The street running along the back of the Guildhall is called Little Sanctuary, (another nod to the past as within the bounds of the sanctuary of the Abbey, fugitives were immune from arrest by the civil authorities) and a little further along the building is another doorway, a transplant from a much older building some half a mile away. 

This is the old entrance to the Tothill (later the Westminster) House of Correction. In the 1830s a new prison was built close to the present site of Westminster Cathedral, but this stone doorway is from its predecessor, an institution that stood where today one would find Greencoat Place.

The Old Stone Gateway into the Tothill House of Correction

That name is significant as it reflects the Greencoat school, and institution that operated in Westminster from 1633 as ‘a hospital* for the relief of the poor fatherless children of (the parish of) St Margaret’s Westminster’. 

(*hospital here in its older meaning as an almshouse or hostel, rather than a place where the sick were treated)

The companion institution of this hospital was the Tothill House of Correction, a Bridewell for “such as will beg and live idle in this city”. This is the 17th century version of the Victorian workhouse, where the ‘indolent’ (the ‘undeserving poor’) would be given charity only in return for work (“Here are several Sorts of Work for the Poor of this Parish of St Margaret’s Westminster” says the stone notice dated 1655 that was above the door).

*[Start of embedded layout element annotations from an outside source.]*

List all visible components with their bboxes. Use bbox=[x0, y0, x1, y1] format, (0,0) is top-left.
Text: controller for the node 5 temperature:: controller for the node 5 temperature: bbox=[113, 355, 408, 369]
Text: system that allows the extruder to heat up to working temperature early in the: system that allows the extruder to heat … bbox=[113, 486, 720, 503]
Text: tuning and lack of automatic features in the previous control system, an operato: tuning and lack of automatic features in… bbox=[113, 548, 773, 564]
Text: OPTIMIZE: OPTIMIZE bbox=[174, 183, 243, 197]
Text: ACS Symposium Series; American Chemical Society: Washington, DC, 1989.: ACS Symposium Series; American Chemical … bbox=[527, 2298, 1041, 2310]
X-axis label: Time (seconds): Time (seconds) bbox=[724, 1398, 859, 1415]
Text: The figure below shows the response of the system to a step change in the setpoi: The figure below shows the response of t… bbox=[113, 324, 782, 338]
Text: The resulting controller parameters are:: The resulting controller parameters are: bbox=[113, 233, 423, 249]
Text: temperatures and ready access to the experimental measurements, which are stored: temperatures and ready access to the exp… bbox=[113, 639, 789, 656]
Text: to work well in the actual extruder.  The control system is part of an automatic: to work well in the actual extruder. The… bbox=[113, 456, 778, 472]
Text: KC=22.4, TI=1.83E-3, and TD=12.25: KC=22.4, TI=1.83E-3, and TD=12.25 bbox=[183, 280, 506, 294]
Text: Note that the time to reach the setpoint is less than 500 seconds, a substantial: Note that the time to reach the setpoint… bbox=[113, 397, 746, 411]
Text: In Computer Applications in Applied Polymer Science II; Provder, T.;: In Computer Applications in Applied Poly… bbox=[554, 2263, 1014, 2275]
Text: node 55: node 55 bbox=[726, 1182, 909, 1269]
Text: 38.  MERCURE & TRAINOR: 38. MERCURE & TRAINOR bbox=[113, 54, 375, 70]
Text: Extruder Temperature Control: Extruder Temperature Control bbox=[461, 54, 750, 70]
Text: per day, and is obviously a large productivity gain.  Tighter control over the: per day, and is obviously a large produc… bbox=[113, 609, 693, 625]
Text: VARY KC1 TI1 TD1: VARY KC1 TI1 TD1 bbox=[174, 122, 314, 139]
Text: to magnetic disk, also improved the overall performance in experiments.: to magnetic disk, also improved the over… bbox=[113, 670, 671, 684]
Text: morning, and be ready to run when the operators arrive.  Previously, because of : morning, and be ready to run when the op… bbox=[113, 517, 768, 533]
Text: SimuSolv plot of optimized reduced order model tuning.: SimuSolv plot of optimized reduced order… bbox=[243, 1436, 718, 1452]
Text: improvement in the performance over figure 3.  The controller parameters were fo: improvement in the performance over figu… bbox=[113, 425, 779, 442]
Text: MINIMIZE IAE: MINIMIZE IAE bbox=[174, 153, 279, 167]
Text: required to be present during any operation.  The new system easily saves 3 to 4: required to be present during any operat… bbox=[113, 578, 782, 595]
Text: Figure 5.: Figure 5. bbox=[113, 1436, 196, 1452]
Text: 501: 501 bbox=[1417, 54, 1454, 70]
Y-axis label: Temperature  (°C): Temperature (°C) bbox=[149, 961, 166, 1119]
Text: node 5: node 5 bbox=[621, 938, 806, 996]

The Bridewell (ringed) on Rocque’s 1752 map
The Greencoat Hospital and Bridewell marked with the red flag on this early 19thC map

In the reign of Queen Anne the Bridewell becomes a general prison, and the building was closed and then demolished after the opening of the new gaol (which, in turn, was closed in 1877 and demolished in 1885).

I can’t find how the 17th century door found its way to the Guildhall. Wikipedia tells me it was installed in the basement of the building, but doesn’t say when – there are well over 70 years between the closing of the original House of Correction and the construction of Gibson’s building, so perhaps it was in one of the earlier iterations of the Guildhall. What we do know (because there is painted wooden sign that tells us) is that the gateway was moved to its present location by the GLC in 1969.